The no need to show need policy is contradictory with smart land use planning, yet it continues to be the silver bullet the aggregate industry relies on time and time again when they find themselves in hearings with community members desperate to preserve the character of their towns or the natural environment they cherish.
“It really misses the most important feature—do we need this?” Harmer says. “This is a resource that we use all the time, but what’s the state of it, how much do we have? Do we have to show that there’s need? It’s just a glaring omission and a fundamental thing that needs to be put front and centre, and it’s not.”
Across the province, small communities are fighting long, expensive battles to preserve their natural landscapes.
Oftentimes, if communities are successful in appealing new aggregate applications to the Ontario Land Tribunal (OLT), it will cost them hundreds of thousands of dollars in legal fees and for experts to testify on their behalf. Oftentimes this money comes from the pockets of residents.
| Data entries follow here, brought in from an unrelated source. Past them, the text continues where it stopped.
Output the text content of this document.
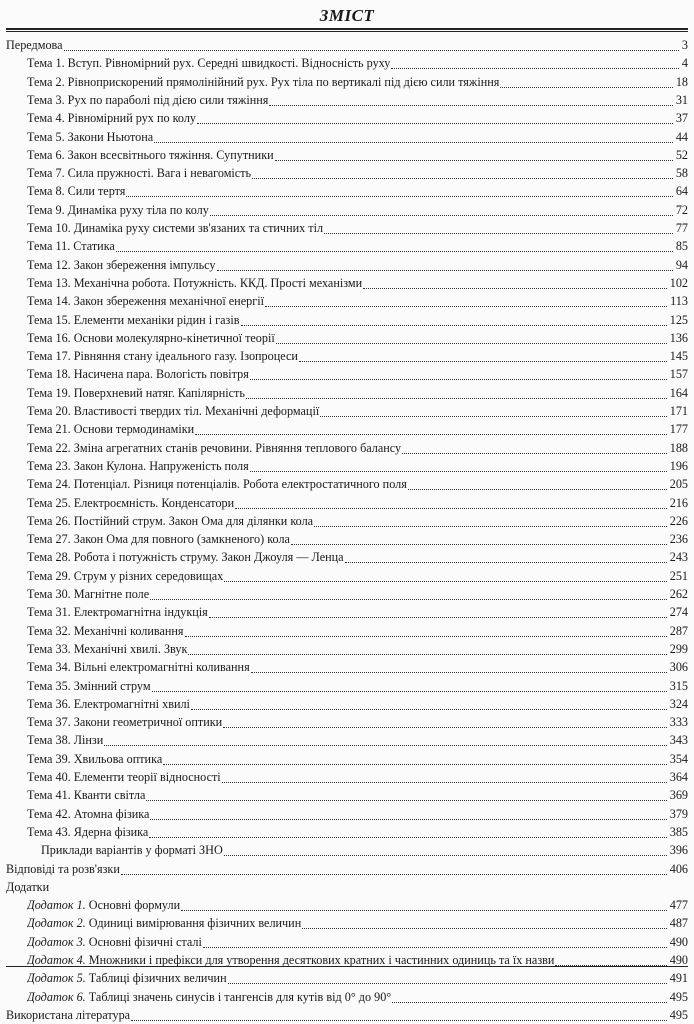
ЗМІСТ
Передмова	3
Тема 1. Вступ. Рівномірний рух. Середні швидкості. Відносність руху	4
Тема 2. Рівноприскорений прямолінійний рух. Рух тіла по вертикалі під дією сили тяжіння	18
Тема 3. Рух по параболі під дією сили тяжіння	31
Тема 4. Рівномірний рух по колу	37
Тема 5. Закони Ньютона	44
Тема 6. Закон всесвітнього тяжіння. Супутники	52
Тема 7. Сила пружності. Вага і невагомість	58
Тема 8. Сили тертя	64
Тема 9. Динаміка руху тіла по колу	72
Тема 10. Динаміка руху системи зв'язаних та стичних тіл	77
Тема 11. Статика	85
Тема 12. Закон збереження імпульсу	94
Тема 13. Механічна робота. Потужність. ККД. Прості механізми	102
Тема 14. Закон збереження механічної енергії	113
Тема 15. Елементи механіки рідин і газів	125
Тема 16. Основи молекулярно-кінетичної теорії	136
Тема 17. Рівняння стану ідеального газу. Ізопроцеси	145
Тема 18. Насичена пара. Вологість повітря	157
Тема 19. Поверхневий натяг. Капілярність	164
Тема 20. Властивості твердих тіл. Механічні деформації	171
Тема 21. Основи термодинаміки	177
Тема 22. Зміна агрегатних станів речовини. Рівняння теплового балансу	188
Тема 23. Закон Кулона. Напруженість поля	196
Тема 24. Потенціал. Різниця потенціалів. Робота електростатичного поля	205
Тема 25. Електроємність. Конденсатори	216
Тема 26. Постійний струм. Закон Ома для ділянки кола	226
Тема 27. Закон Ома для повного (замкненого) кола	236
Тема 28. Робота і потужність струму. Закон Джоуля — Ленца	243
Тема 29. Струм у різних середовищах	251
Тема 30. Магнітне поле	262
Тема 31. Електромагнітна індукція	274
Тема 32. Механічні коливання	287
Тема 33. Механічні хвилі. Звук	299
Тема 34. Вільні електромагнітні коливання	306
Тема 35. Змінний струм	315
Тема 36. Електромагнітні хвилі	324
Тема 37. Закони геометричної оптики	333
Тема 38. Лінзи	343
Тема 39. Хвильова оптика	354
Тема 40. Елементи теорії відносності	364
Тема 41. Кванти світла	369
Тема 42. Атомна фізика	379
Тема 43. Ядерна фізика	385
Приклади варіантів у форматі ЗНО	396
Відповіді та розв'язки	406
Додатки
Додаток 1. Основні формули	477
Додаток 2. Одиниці вимірювання фізичних величин	487
Додаток 3. Основні фізичні сталі	490
Додаток 4. Множники і префікси для утворення десяткових кратних і частинних одиниць та їх назви	490
Додаток 5. Таблиці фізичних величин	491
Додаток 6. Таблиці значень синусів і тангенсів для кутів від 0° до 90°	495
Використана література	495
Many of these voices spoke up at the launch of the RGMC earlier this year.
“Based on my experience with open pit mines, there is no need, only greed,” said Samantha Lernout with the Citizens for Safe Groundwater, which are currently fighting a proposal for a new gravel pit in Wilmot Township.
“It is entirely company bottom-line motivated,” said Doug Tripp with the Concerned Residents Coalition fighting a proposal in Rockwood from James Dick Construction for a new quarry—despite the former Acton Quarry (less than 9 kilometres away) closing due to a lack of market demand.
The North Shore Environmental Resource Advocates (NESR) are currently fighting a proposal from Darrien Aggregates to dig in an area that has one of the densest concentrations of the Blandings turtle, which is a threatened species in Ontario.
“The process is lopsided, it’s business driven, lacks transparency, and heavily favours the proponent,” said Rhonda Kirby with NESR. “Things need to change.”
David Donnelly, an environmental lawyer, says people often underestimate the true scale of the aggregate industry.
He points out that Ontario uses 8.7 million truckloads of aggregate each year. The average dump truck is 30-feet long. Lined up end to end, Ontario’s 8.7 million truckloads used annually would stretch around the Earth’s circumference more than six times.
Despite the scale of the industry, Premier Doug Ford and his PC government have pushed for less regulations to govern the industry’s operations.
Prior to the Ford government being elected in 2018, a panel of advocates and aggregate industry representatives had been working for several years on potential new regulations to meet the needs of communities, while also respecting the business operations of companies.
The panel collapsed when Ford was elected.
“The minute that the new Ford government was elected, all the companies that were participants in that voluntary process which was called the Cornerstones Standards Council, all of them got up from the table and walked away,” says Tim Gray, the executive director of Environmental Defence.
In the months since the Demand a Moratorium Now (DAMN) Campaign’s launch, Flint says many municipalities have taken notice.
“We’ve hit a chord with them,” he says. But it isn’t surprising. “They’ve created this policy framework that throws the problems out for municipalities and communities to deal with and then sits on the sidelines and watches it unfold. It’s disrespectful and an abdication of their responsibilities.”
In a monthly update in February, a number of citizens from across Ontario reached out for help with convincing their own municipalities to support the campaign, including places like Burlington, Niagara Region, Trent Lakes, Port Colborne, Guelph, Tiny, Barrie and Kingston.